I was accepted to Brandeis with a full scholarship. I continued with my philosophy major because I hadn't taken a math course in several years and the other students seemed so knowledgeable. My inner voice was always there, but as often happens in life, when an opportunity becomes real, the fear of failure becomes real too: I was scared to make the switch.
One day I saw a leaflet advertising a course in astronomy. It was for non-science majors, requiring only little math. I felt less scared. And then I remembered the movie. Finally, a chance to understand those colorful spheres and explore the dark space myself!
I enrolled in the course and my life changed forever. The teaching assistant, Roopesh Ohja -- today an astronomer working for NASA -- became my first mentor. Toward the end of the course, I sat with him under a tree in Harvard Square and said: "Roopesh, I just don't want to die without trying. Without trying to study physics." But I didn't know how. Since my scholarship was for only two years, I couldn't start a physics major from scratch. Instead, I would have to jump right into junior-level physics courses. Roopesh tutored me the whole summer and asked for only one thing in return: that one day I become a mentor too. Two years later, I graduated with a double major in physics and philosophy.
Afterwards, I became the first Mexican woman to get a Ph.D. in physics from Stanford, and I did post-doctoral work in physics and applied math at NYU and Columbia. Since then, I have been using my physics skills to tackle problems in different fields. And remembering Roopesh's message, I've been mentoring young students in science.
I've never forgotten the movie that kindled my interest in physics. For that reason, I am grateful for the opportunity to be part of the team creating Secrets of the Universe. This Giant Screen/IMAX film will present the cutting-edge research at the biggest scientific experiment on Earth -- the Large Hadron Collider at CERN -- and explore some of the questions being investigated there (What is dark matter? How many dimensions does the universe have?).

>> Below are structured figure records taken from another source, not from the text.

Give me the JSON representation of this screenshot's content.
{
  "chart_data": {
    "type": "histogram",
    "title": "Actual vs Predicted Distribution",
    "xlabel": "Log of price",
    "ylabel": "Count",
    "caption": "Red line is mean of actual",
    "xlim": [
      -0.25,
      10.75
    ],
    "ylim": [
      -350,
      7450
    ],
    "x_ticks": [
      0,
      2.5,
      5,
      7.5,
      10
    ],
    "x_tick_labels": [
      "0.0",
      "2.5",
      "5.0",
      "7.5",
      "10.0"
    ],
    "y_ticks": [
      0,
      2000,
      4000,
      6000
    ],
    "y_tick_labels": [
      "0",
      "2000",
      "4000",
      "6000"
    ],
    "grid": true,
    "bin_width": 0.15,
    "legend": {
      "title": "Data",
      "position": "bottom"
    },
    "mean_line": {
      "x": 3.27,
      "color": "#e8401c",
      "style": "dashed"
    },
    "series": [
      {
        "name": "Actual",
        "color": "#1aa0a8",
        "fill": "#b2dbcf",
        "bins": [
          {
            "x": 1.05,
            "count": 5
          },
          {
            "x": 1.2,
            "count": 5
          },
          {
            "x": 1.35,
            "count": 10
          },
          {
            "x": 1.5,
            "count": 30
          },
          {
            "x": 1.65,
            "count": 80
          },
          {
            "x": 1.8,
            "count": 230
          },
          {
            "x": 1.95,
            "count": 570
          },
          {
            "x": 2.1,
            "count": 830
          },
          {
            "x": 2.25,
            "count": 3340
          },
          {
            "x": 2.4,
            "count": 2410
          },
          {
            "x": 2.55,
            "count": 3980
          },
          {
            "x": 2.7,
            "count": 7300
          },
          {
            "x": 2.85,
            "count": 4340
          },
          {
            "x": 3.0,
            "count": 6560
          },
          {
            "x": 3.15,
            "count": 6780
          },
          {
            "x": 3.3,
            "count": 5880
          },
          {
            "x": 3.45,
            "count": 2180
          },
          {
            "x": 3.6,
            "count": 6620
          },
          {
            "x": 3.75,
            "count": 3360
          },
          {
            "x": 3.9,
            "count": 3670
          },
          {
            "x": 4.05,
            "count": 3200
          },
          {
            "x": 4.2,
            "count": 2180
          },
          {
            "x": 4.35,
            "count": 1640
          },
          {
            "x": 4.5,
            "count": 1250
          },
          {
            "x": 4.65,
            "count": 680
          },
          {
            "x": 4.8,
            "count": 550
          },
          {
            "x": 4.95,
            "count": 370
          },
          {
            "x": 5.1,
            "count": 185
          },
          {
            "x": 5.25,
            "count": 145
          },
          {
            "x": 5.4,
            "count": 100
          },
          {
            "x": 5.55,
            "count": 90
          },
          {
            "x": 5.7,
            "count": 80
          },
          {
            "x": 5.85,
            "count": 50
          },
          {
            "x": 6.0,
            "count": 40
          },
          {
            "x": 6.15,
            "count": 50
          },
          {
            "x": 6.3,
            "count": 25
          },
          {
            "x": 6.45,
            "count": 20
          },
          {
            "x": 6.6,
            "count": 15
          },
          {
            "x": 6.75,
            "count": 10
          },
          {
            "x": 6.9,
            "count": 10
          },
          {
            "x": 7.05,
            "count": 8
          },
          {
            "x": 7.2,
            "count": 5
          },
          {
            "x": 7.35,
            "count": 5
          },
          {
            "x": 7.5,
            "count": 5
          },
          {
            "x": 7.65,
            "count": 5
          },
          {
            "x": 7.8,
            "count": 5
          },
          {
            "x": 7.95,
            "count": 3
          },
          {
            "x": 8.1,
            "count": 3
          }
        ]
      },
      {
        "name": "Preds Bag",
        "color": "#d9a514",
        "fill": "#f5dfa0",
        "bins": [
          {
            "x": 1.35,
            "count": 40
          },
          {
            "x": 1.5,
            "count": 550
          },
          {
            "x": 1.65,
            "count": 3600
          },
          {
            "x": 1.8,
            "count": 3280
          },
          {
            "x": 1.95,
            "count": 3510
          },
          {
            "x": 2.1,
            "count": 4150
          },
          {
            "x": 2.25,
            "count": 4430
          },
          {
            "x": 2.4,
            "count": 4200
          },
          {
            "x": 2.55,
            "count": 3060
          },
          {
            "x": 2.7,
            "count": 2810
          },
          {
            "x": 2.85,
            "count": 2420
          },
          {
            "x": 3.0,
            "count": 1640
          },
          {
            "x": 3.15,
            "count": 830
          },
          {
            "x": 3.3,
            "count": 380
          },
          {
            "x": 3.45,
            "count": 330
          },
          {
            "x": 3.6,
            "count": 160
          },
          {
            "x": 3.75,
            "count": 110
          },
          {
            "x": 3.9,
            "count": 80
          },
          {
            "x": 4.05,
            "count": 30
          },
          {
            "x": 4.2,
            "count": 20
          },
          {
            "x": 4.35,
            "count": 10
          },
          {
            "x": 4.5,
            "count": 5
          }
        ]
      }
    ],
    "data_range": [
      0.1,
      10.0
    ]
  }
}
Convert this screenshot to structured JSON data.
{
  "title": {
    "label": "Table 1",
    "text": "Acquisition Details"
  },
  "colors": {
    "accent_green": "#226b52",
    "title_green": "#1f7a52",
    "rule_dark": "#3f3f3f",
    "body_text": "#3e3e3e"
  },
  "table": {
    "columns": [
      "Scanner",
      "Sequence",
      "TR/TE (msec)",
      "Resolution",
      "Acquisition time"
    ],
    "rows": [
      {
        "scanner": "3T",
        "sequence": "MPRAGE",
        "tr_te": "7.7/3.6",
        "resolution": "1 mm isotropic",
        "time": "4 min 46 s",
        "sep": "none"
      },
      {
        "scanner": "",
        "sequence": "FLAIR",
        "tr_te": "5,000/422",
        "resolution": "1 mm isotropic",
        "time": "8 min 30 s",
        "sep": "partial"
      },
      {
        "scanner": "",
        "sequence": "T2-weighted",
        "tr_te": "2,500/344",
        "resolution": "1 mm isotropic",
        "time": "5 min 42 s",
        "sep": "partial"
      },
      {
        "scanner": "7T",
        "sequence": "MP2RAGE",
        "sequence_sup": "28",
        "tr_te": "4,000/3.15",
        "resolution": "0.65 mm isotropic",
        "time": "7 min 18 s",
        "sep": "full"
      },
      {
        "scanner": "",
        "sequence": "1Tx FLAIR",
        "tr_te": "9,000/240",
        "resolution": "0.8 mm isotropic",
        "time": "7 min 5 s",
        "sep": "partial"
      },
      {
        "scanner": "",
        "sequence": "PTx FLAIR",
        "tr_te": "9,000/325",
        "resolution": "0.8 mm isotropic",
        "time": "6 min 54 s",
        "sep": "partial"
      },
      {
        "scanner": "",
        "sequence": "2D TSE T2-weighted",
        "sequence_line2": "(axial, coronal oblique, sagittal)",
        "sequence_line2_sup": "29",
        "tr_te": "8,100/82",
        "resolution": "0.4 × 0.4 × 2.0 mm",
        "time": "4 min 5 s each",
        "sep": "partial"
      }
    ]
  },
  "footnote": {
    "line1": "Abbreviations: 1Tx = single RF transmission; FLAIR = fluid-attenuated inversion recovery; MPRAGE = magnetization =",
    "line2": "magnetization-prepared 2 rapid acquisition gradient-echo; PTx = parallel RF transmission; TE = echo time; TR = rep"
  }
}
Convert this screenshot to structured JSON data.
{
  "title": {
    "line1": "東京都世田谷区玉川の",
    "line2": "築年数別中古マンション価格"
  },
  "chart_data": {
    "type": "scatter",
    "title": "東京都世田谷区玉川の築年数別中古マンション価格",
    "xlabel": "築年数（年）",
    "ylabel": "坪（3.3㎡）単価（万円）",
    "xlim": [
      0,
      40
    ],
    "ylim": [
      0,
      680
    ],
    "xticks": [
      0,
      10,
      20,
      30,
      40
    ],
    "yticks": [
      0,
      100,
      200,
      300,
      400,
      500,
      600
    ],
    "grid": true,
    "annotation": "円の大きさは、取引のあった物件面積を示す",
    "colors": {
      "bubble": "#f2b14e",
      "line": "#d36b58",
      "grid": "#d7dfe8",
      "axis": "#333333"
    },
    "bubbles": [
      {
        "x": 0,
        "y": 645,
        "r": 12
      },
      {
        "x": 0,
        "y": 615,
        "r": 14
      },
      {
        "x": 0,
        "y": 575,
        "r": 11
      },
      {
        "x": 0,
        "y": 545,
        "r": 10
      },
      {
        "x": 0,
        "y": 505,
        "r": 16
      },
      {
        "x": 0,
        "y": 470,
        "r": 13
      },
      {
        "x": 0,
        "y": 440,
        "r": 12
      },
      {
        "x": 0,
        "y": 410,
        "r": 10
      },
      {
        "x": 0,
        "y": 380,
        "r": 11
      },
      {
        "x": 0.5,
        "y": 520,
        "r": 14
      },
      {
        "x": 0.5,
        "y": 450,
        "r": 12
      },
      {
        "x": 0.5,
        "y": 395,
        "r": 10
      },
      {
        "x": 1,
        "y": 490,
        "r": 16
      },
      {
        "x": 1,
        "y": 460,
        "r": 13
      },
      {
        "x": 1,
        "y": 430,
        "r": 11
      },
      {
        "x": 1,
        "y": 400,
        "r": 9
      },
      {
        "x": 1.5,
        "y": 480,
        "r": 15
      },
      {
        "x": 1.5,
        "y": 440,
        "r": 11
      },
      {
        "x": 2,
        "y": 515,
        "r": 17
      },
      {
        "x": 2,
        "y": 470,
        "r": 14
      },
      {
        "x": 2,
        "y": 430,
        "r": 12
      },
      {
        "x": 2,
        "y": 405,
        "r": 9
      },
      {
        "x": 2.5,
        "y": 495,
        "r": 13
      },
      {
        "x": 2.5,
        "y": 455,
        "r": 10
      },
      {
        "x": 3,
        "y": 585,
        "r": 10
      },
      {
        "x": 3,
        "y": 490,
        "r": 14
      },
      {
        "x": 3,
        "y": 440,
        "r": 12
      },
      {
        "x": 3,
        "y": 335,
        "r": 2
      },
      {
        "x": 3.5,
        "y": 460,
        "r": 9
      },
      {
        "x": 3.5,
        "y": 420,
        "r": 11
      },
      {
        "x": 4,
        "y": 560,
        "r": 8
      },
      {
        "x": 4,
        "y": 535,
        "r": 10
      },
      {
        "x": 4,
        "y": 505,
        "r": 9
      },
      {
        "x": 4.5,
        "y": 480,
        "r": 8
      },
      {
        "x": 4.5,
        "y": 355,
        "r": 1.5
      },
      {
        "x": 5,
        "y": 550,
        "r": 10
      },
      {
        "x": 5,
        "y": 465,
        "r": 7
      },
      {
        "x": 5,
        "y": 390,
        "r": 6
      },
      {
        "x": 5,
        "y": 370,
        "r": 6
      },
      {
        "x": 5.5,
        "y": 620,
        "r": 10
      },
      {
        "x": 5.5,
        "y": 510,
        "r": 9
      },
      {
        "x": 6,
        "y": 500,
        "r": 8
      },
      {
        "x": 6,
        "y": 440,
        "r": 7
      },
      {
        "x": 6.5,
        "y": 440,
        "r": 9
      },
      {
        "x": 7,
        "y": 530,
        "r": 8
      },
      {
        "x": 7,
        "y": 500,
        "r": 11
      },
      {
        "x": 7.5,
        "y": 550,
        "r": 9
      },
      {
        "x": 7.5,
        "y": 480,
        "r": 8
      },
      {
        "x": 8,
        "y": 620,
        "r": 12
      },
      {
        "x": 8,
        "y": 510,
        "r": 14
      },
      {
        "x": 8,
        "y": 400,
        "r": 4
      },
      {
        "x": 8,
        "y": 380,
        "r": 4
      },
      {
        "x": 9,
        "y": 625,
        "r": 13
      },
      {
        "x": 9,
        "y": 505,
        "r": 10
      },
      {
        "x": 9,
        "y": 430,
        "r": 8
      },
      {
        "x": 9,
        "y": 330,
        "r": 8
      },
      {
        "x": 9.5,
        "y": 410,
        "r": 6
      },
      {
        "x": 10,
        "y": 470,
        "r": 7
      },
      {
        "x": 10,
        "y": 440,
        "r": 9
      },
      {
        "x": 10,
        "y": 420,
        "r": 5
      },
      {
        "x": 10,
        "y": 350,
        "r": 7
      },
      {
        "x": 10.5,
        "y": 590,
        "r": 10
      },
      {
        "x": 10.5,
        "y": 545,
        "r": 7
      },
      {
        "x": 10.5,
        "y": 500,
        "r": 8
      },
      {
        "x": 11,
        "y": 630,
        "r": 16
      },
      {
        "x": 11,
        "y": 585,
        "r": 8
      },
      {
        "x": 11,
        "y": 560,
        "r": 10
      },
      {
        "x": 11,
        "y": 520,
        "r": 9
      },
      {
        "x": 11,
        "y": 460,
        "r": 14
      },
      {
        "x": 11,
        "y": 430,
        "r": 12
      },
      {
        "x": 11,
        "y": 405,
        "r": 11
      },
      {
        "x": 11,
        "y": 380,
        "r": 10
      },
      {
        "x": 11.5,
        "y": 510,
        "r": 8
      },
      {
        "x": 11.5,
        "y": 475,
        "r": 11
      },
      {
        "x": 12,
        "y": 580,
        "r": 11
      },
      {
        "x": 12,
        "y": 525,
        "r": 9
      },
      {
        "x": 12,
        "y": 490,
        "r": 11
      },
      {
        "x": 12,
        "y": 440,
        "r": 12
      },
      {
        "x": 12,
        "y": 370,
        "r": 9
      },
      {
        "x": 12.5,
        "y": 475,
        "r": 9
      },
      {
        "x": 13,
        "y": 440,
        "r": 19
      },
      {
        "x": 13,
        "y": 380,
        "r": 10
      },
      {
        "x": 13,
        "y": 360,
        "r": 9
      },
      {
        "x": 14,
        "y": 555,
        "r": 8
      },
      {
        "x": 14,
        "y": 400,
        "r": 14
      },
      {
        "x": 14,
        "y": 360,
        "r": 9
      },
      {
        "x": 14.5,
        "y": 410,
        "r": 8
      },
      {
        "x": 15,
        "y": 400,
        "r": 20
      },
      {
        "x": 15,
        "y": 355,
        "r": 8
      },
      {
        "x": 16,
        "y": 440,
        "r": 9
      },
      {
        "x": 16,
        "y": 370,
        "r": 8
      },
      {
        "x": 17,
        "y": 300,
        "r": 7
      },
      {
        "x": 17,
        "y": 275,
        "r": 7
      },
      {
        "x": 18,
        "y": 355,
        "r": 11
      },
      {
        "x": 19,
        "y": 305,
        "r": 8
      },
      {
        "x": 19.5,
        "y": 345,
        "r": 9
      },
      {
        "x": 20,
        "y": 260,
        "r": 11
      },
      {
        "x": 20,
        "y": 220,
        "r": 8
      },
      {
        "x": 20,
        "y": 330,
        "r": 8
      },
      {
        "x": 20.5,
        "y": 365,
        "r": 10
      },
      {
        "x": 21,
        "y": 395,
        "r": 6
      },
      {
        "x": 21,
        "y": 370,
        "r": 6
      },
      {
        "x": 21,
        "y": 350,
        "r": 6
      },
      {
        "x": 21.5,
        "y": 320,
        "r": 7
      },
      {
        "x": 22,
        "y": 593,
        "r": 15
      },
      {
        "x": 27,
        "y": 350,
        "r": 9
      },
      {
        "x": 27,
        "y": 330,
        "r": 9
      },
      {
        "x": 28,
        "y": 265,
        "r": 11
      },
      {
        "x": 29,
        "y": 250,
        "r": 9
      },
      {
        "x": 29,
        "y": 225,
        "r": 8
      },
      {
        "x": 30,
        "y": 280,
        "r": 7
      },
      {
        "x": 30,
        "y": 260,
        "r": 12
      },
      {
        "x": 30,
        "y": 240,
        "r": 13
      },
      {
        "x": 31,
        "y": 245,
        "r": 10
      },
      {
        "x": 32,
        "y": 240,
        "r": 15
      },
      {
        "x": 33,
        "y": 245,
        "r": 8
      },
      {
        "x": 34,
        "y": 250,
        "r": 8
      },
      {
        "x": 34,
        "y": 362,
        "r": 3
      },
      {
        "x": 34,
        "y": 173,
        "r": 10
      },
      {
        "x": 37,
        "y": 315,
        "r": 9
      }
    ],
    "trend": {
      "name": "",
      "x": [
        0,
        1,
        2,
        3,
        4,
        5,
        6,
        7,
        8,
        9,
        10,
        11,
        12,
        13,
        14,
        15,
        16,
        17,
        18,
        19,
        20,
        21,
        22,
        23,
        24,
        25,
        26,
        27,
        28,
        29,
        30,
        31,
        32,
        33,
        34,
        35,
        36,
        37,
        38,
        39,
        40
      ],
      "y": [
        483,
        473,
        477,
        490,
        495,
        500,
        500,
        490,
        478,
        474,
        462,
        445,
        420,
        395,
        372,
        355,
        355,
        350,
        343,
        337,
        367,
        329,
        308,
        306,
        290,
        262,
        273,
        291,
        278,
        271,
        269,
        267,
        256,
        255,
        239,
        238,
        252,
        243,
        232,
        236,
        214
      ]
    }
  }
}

A loftier goal is to encourage the next generation of minds to pursue science, especially women and minorities who are underrepresented in science. By using a medium that is exciting and accessible, we hope to convey the wonder of science and how beautiful is the journey to discovery -- and how useful too. (One discovery at CERN that benefits us all was the creation of the World Wide Web by Tim Berners-Lee.)
Science is for everyone and I think that an important part of being human is to appreciate science. Because you never know whose life will be changed by a movie.